In 1259 Walter Bronscombe (sometimes called Branscombe), Bishop of Exeter, set off on a trip round the churches under his care, dedicating them to their patron saints. On 6th November he dedicated Chudleigh Church to the Saints of St. Martin and St. Mary.
St. Martin is Martin of Tours, a 4th century soldier who famously gave half his cloak to a beggar and then dreamed that he saw Jesus wearing the half-cloak.
St. Mary is the Mother of Jesus.
There has been a place of Christian worship here since before the Norman Conquest. At this time the Bishops of Exeter were rich and powerful and in 1080 Bishop Osborne selected Chudleigh as the site for a rural palace, the fragmentary remains of which may be seen in an orchard adjacent to Rock Road. In 1225 Bishop Brewer granted the church and advowson to the Precentor of Exeter, who, in 1282 was provided with a house at Ugbrooke.
Under the influence of the Precentors, the original church, which consisted of a nave and chancel, was replaced by a more impressive cruciform building. It was probably this church that was dedicated by Bishop Bronscombe.
Both the original and the second church were dressed with red sandstone. Between 1300 and 1350 a further rebuilding in the Perpendicular Style took place and this time dressings of Beer stone were used.

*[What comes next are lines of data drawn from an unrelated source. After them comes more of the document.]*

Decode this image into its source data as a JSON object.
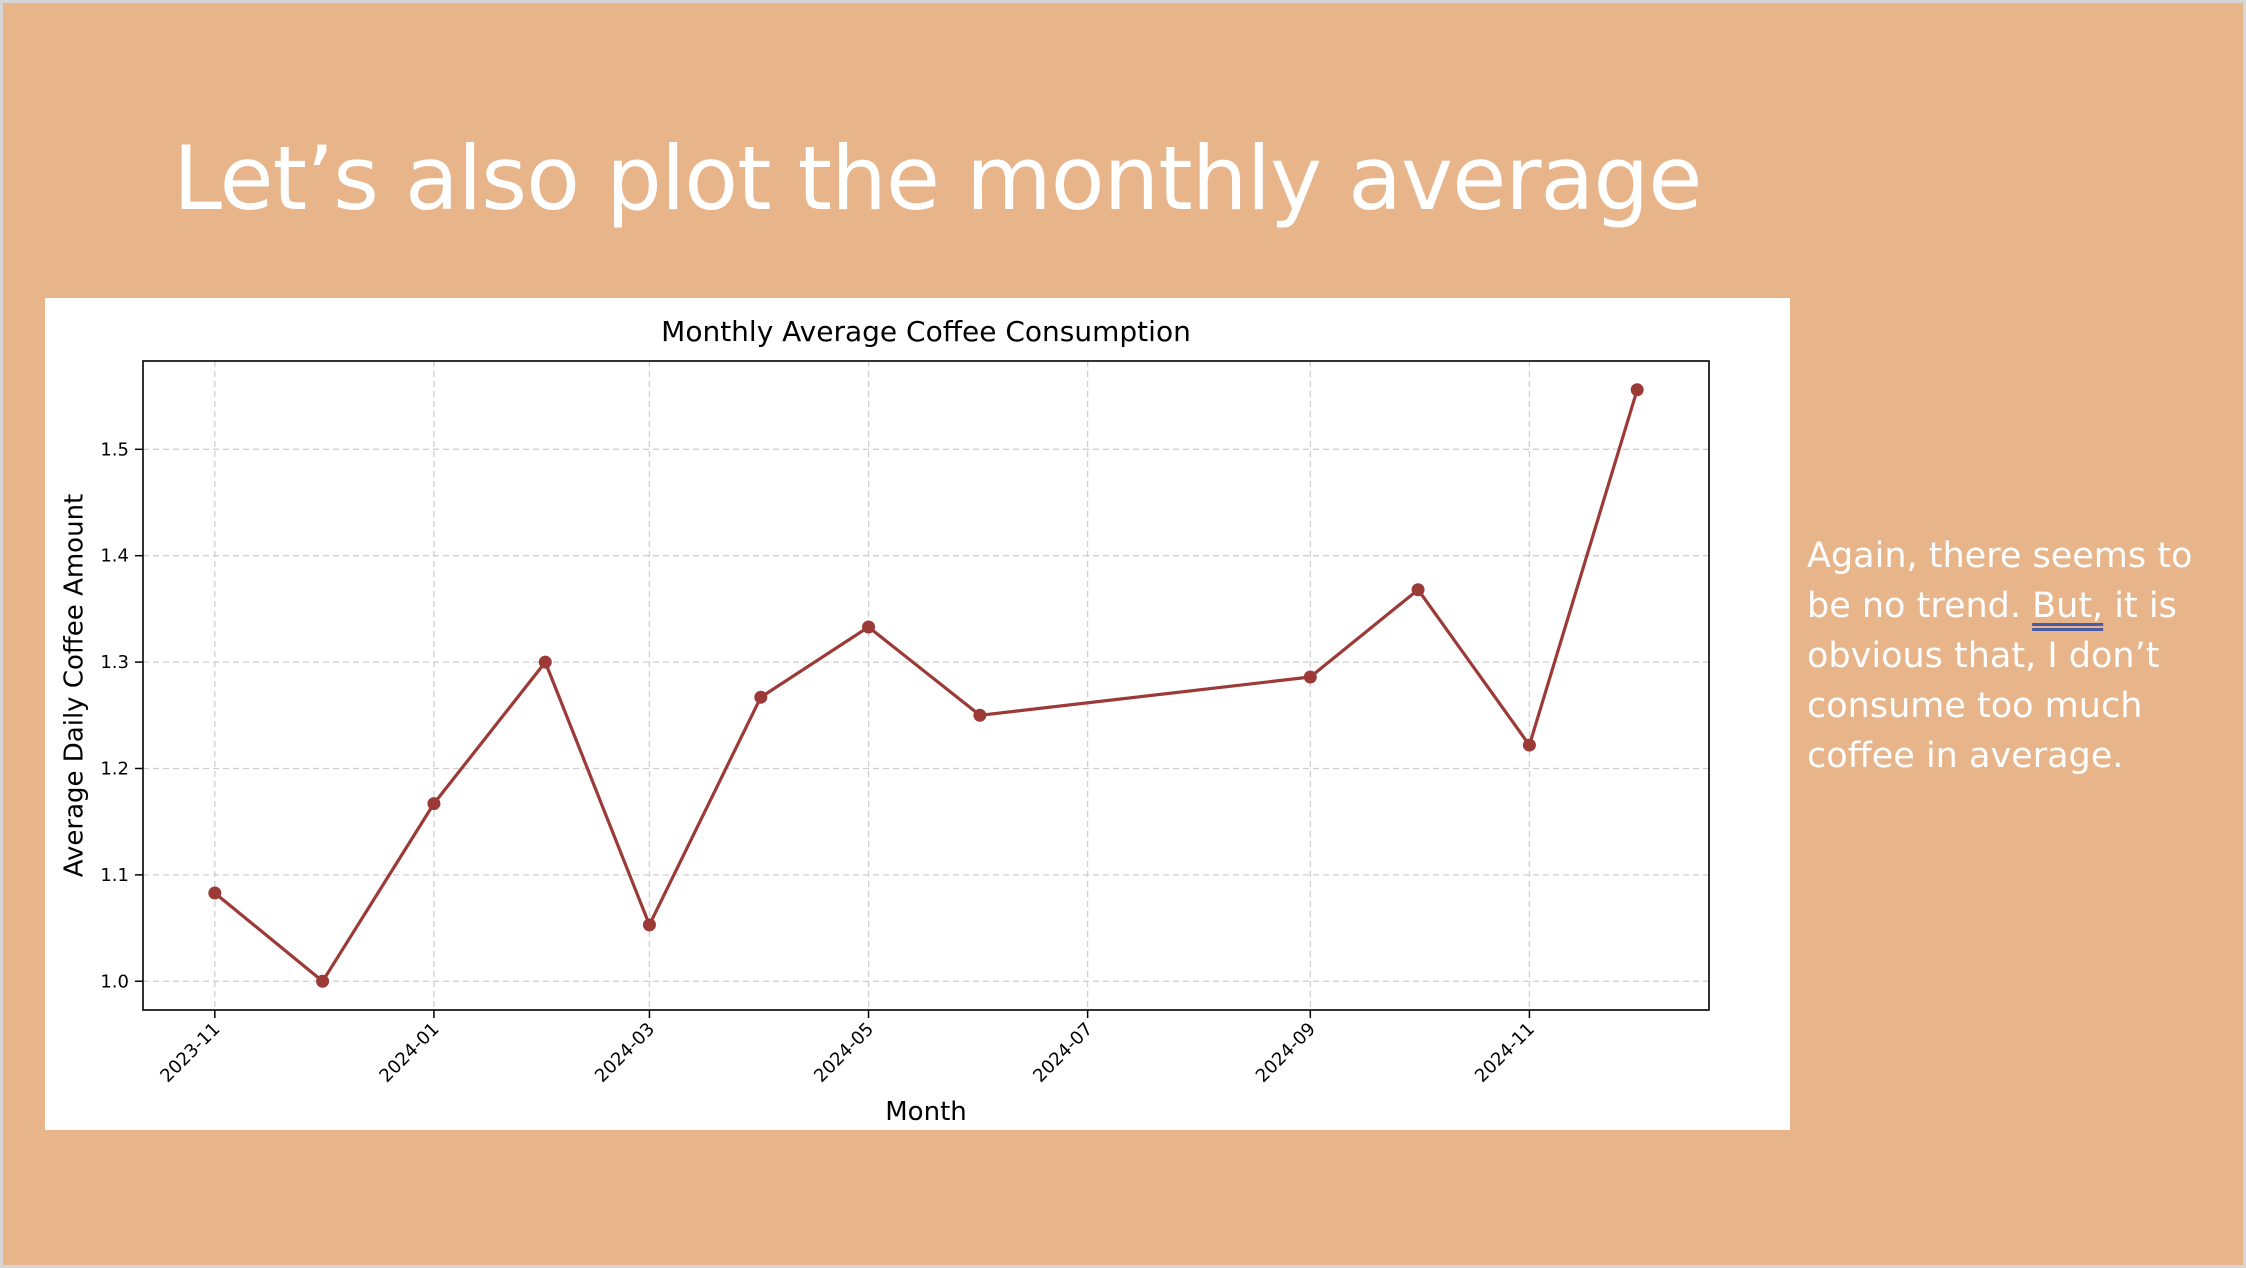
{
  "slide": {
    "title": "Let’s also plot the monthly average",
    "note_before": "Again, there seems to be no trend. ",
    "note_marked": "But,",
    "note_after": " it is obvious that, I don’t consume too much coffee in average."
  },
  "colors": {
    "slide_background": "#e8b48a",
    "line": "#9b3a36",
    "text": "#ffffff"
  },
  "chart_data": {
    "type": "line",
    "title": "Monthly Average Coffee Consumption",
    "xlabel": "Month",
    "ylabel": "Average Daily Coffee Amount",
    "x": [
      "2023-11",
      "2023-12",
      "2024-01",
      "2024-02",
      "2024-03",
      "2024-04",
      "2024-05",
      "2024-06",
      "2024-09",
      "2024-10",
      "2024-11",
      "2024-12"
    ],
    "series": [
      {
        "values": [
          1.083,
          1.0,
          1.167,
          1.3,
          1.053,
          1.267,
          1.333,
          1.25,
          1.286,
          1.368,
          1.222,
          1.556
        ]
      }
    ],
    "xticks": [
      "2023-11",
      "2024-01",
      "2024-03",
      "2024-05",
      "2024-07",
      "2024-09",
      "2024-11"
    ],
    "yticks": [
      1.0,
      1.1,
      1.2,
      1.3,
      1.4,
      1.5
    ],
    "ylim": [
      0.973,
      1.583
    ],
    "xlim": [
      "2023-10-12",
      "2024-12-21"
    ],
    "grid": true,
    "marker": "circle"
  }
}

The sturdy tower is thought to date from this period. The shape of the church was further changed in about 1560 when the south transept was replaced by a south aisle with mullions and dressings of granite. In 1574 a south door and porch chamber were added at the west end of the south aisle and it was from this chamber in 1608 that “Beaton Bucketmaker and her companie were to be removed before the next visitation of my Lord Bishop …” In order to facilitate the “more convenient meeting of the parishioners” a vestry was built alongside the south porch in 1754.
An extensive restoration was carried out in the 1840s. The south porch and vestry were demolished and a new vestry was built at the east end of the south aisle. By 1870, due to wood rot and to the fact that the arcades were ten inches out of perpendicular, the roof was on the point of collapse. Another major restoration followed, putting the church into essentially good order right to the present day.